When we were leaving the garden we saw some monkeys wandering around the bird exhibit. We decided to follow them and when we turned a corned we found about 30-40 monkeys hanging around on the street! They were cautious and began to run away at first. But we quickly saw that we were not alone. We met a German man who was relaxing on a bench on the street. He had a bag of peanuts he was giving to the monkeys. He said he has been coming to the park once a week for the last 3 years to give the monkeys a little treat. He gave us some peanuts to hand feed the monkeys. It was a wonderful experience and the monkeys actually friendly! (as opposed to the crazy monkeys that steal all your belongings) I can not promise you will see these beautiful animals, but if you want to try your luck go to the Bird Park Exhibit and maybe take a few nuts!
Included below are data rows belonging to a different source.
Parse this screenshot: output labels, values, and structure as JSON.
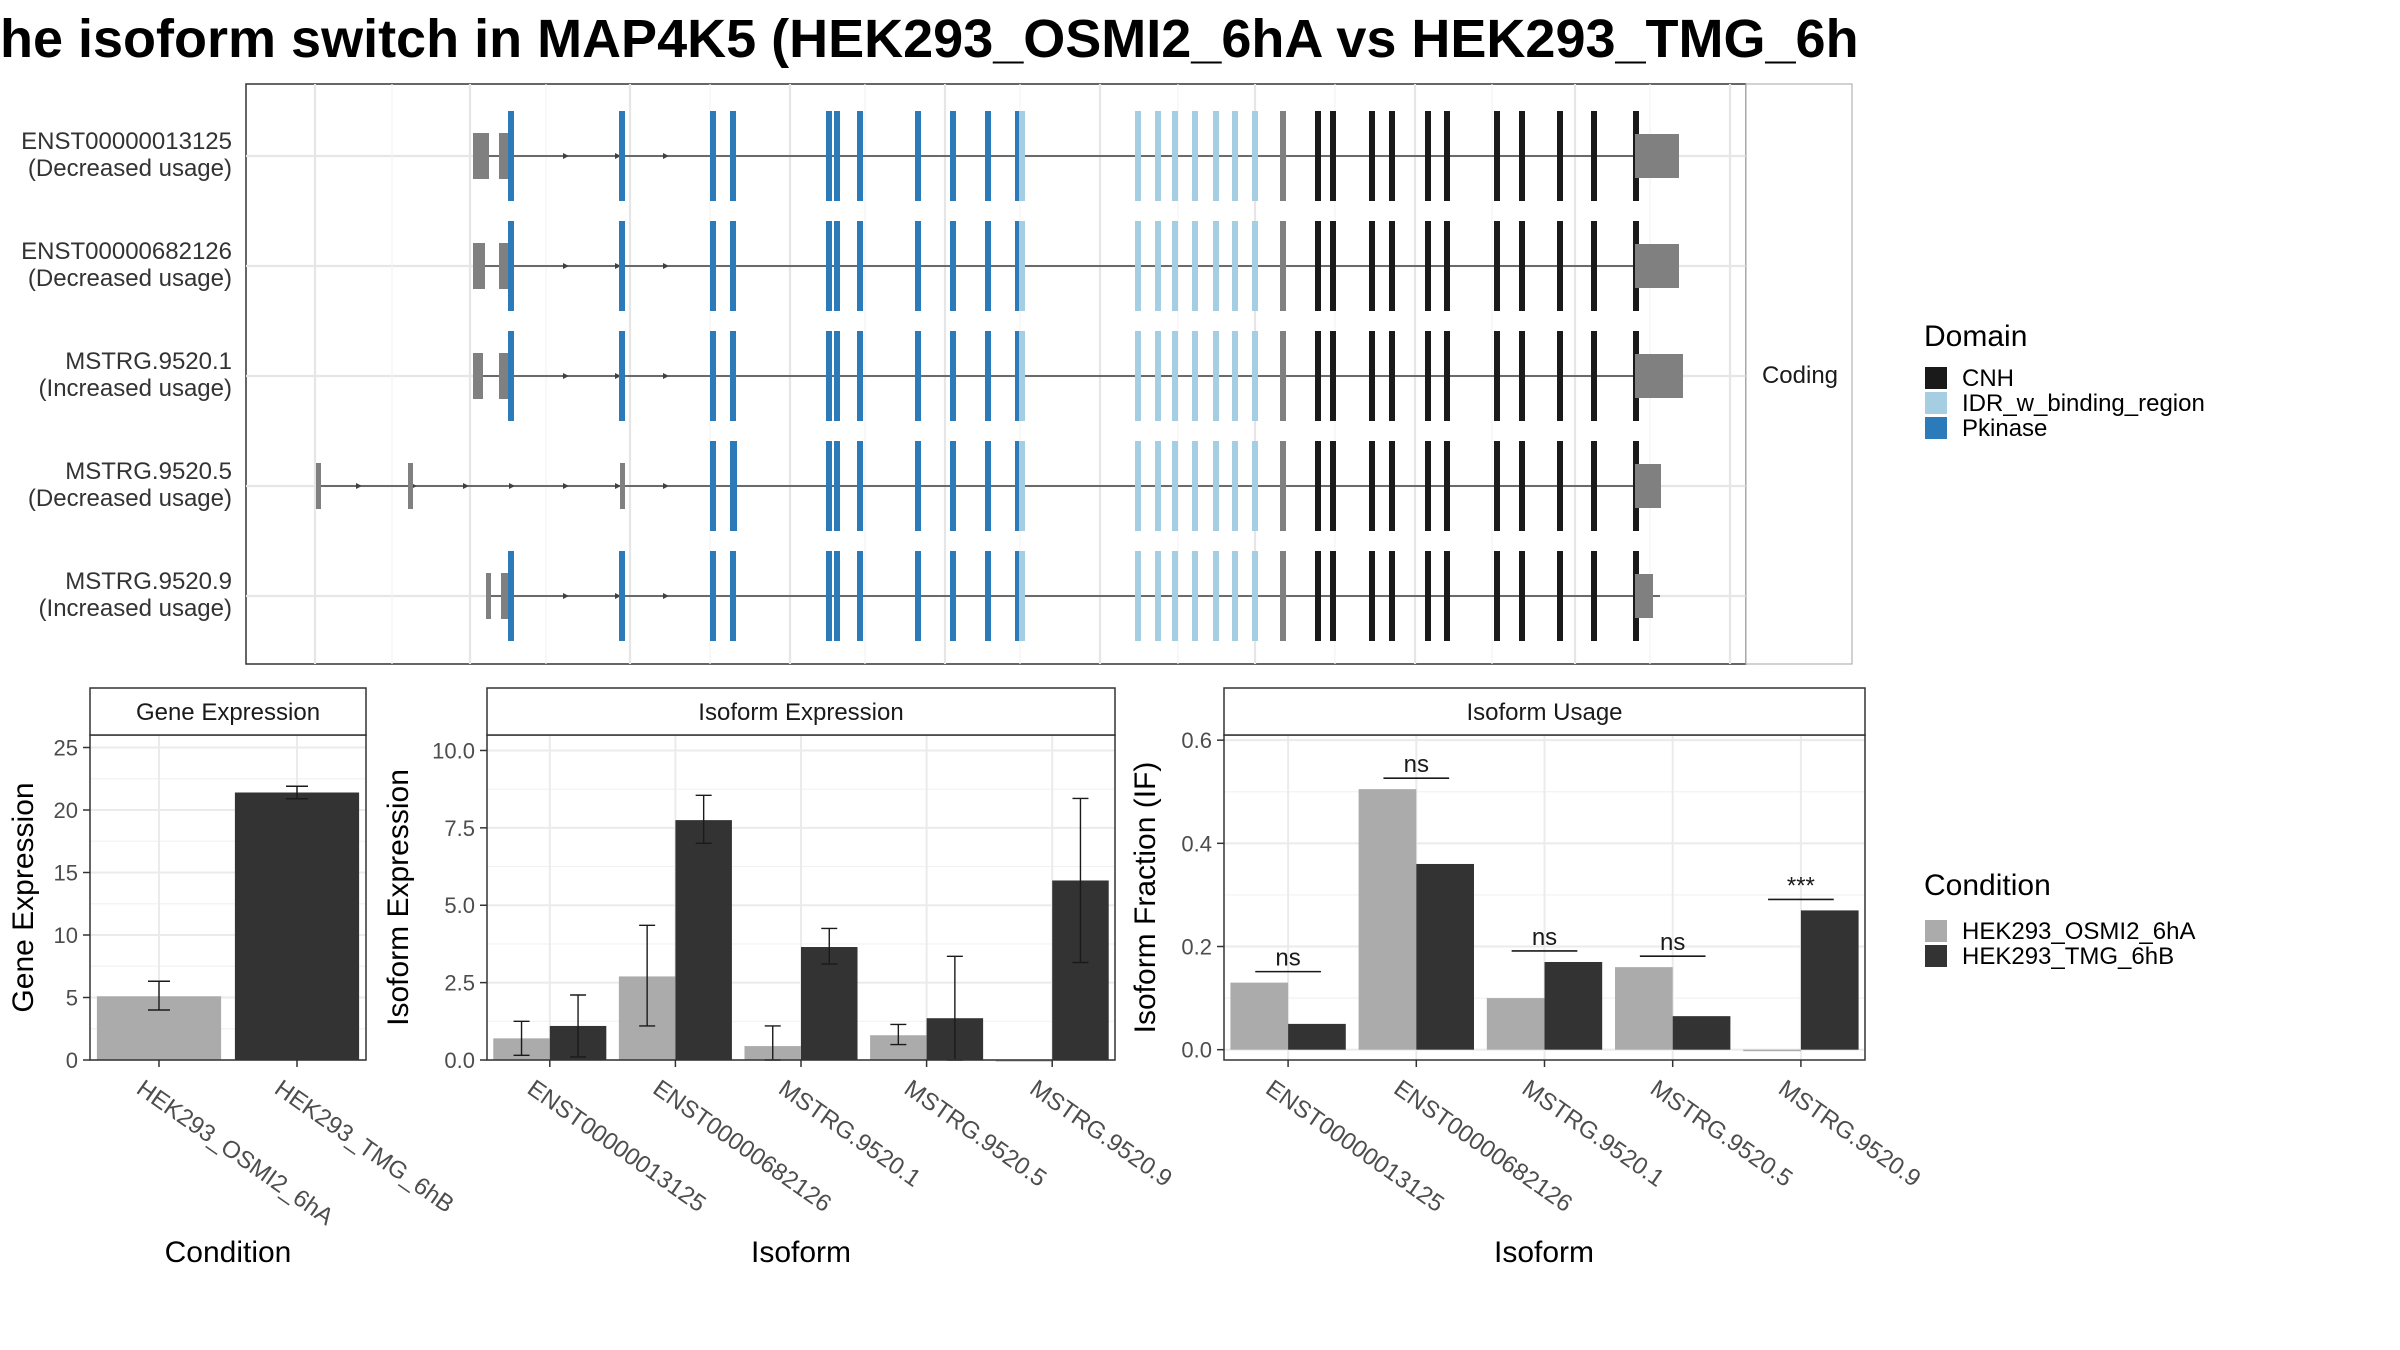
{
  "title": "he isoform switch in MAP4K5 (HEK293_OSMI2_6hA vs HEK293_TMG_6h",
  "transcripts": {
    "facet_label": "Coding",
    "rows": [
      {
        "id": "ENST00000013125",
        "usage": "(Decreased usage)"
      },
      {
        "id": "ENST00000682126",
        "usage": "(Decreased usage)"
      },
      {
        "id": "MSTRG.9520.1",
        "usage": "(Increased usage)"
      },
      {
        "id": "MSTRG.9520.5",
        "usage": "(Decreased usage)"
      },
      {
        "id": "MSTRG.9520.9",
        "usage": "(Increased usage)"
      }
    ]
  },
  "domain_legend": {
    "title": "Domain",
    "items": [
      {
        "label": "CNH",
        "color": "#1a1a1a"
      },
      {
        "label": "IDR_w_binding_region",
        "color": "#a6cee3"
      },
      {
        "label": "Pkinase",
        "color": "#2b7bba"
      }
    ]
  },
  "condition_legend": {
    "title": "Condition",
    "items": [
      {
        "label": "HEK293_OSMI2_6hA",
        "color": "#ababab"
      },
      {
        "label": "HEK293_TMG_6hB",
        "color": "#333333"
      }
    ]
  },
  "colors": {
    "noncoding": "#808080",
    "grid": "#ebebeb",
    "panel_border": "#333333"
  },
  "chart_data": [
    {
      "type": "bar",
      "title": "Gene Expression",
      "xlabel": "Condition",
      "ylabel": "Gene Expression",
      "categories": [
        "HEK293_OSMI2_6hA",
        "HEK293_TMG_6hB"
      ],
      "values": [
        5.1,
        21.4
      ],
      "errors": [
        [
          4.0,
          6.3
        ],
        [
          20.9,
          21.9
        ]
      ],
      "ylim": [
        0,
        26
      ],
      "yticks": [
        "0",
        "5",
        "10",
        "15",
        "20",
        "25"
      ],
      "grid": true
    },
    {
      "type": "bar",
      "title": "Isoform Expression",
      "xlabel": "Isoform",
      "ylabel": "Isoform Expression",
      "categories": [
        "ENST00000013125",
        "ENST00000682126",
        "MSTRG.9520.1",
        "MSTRG.9520.5",
        "MSTRG.9520.9"
      ],
      "series": [
        {
          "name": "HEK293_OSMI2_6hA",
          "values": [
            0.7,
            2.7,
            0.45,
            0.8,
            0.0
          ],
          "errors": [
            [
              0.15,
              1.25
            ],
            [
              1.1,
              4.35
            ],
            [
              0.0,
              1.1
            ],
            [
              0.5,
              1.15
            ],
            [
              0.0,
              0.0
            ]
          ]
        },
        {
          "name": "HEK293_TMG_6hB",
          "values": [
            1.1,
            7.75,
            3.65,
            1.35,
            5.8
          ],
          "errors": [
            [
              0.1,
              2.1
            ],
            [
              7.0,
              8.55
            ],
            [
              3.1,
              4.25
            ],
            [
              0.0,
              3.35
            ],
            [
              3.15,
              8.45
            ]
          ]
        }
      ],
      "ylim": [
        0,
        10.5
      ],
      "yticks": [
        "0.0",
        "2.5",
        "5.0",
        "7.5",
        "10.0"
      ],
      "grid": true
    },
    {
      "type": "bar",
      "title": "Isoform Usage",
      "xlabel": "Isoform",
      "ylabel": "Isoform Fraction (IF)",
      "categories": [
        "ENST00000013125",
        "ENST00000682126",
        "MSTRG.9520.1",
        "MSTRG.9520.5",
        "MSTRG.9520.9"
      ],
      "series": [
        {
          "name": "HEK293_OSMI2_6hA",
          "values": [
            0.13,
            0.505,
            0.1,
            0.16,
            0.0
          ]
        },
        {
          "name": "HEK293_TMG_6hB",
          "values": [
            0.05,
            0.36,
            0.17,
            0.065,
            0.27
          ]
        }
      ],
      "significance": [
        "ns",
        "ns",
        "ns",
        "ns",
        "***"
      ],
      "ylim": [
        -0.02,
        0.61
      ],
      "yticks": [
        "0.0",
        "0.2",
        "0.4",
        "0.6"
      ],
      "grid": true
    }
  ]
}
Walking around the botanical garden is an adventure itself because of its large scale. You are destined to get lost at some point. I know we did, so much so that it was a bit confusing how to exit where we came in from. Don’t get me wrong, the park is filled with signs and arrows pointing you the right directions, but it is BIG! My tip for you would be to pick a landmark to enter and exit from so you can follow the signs to a specific area.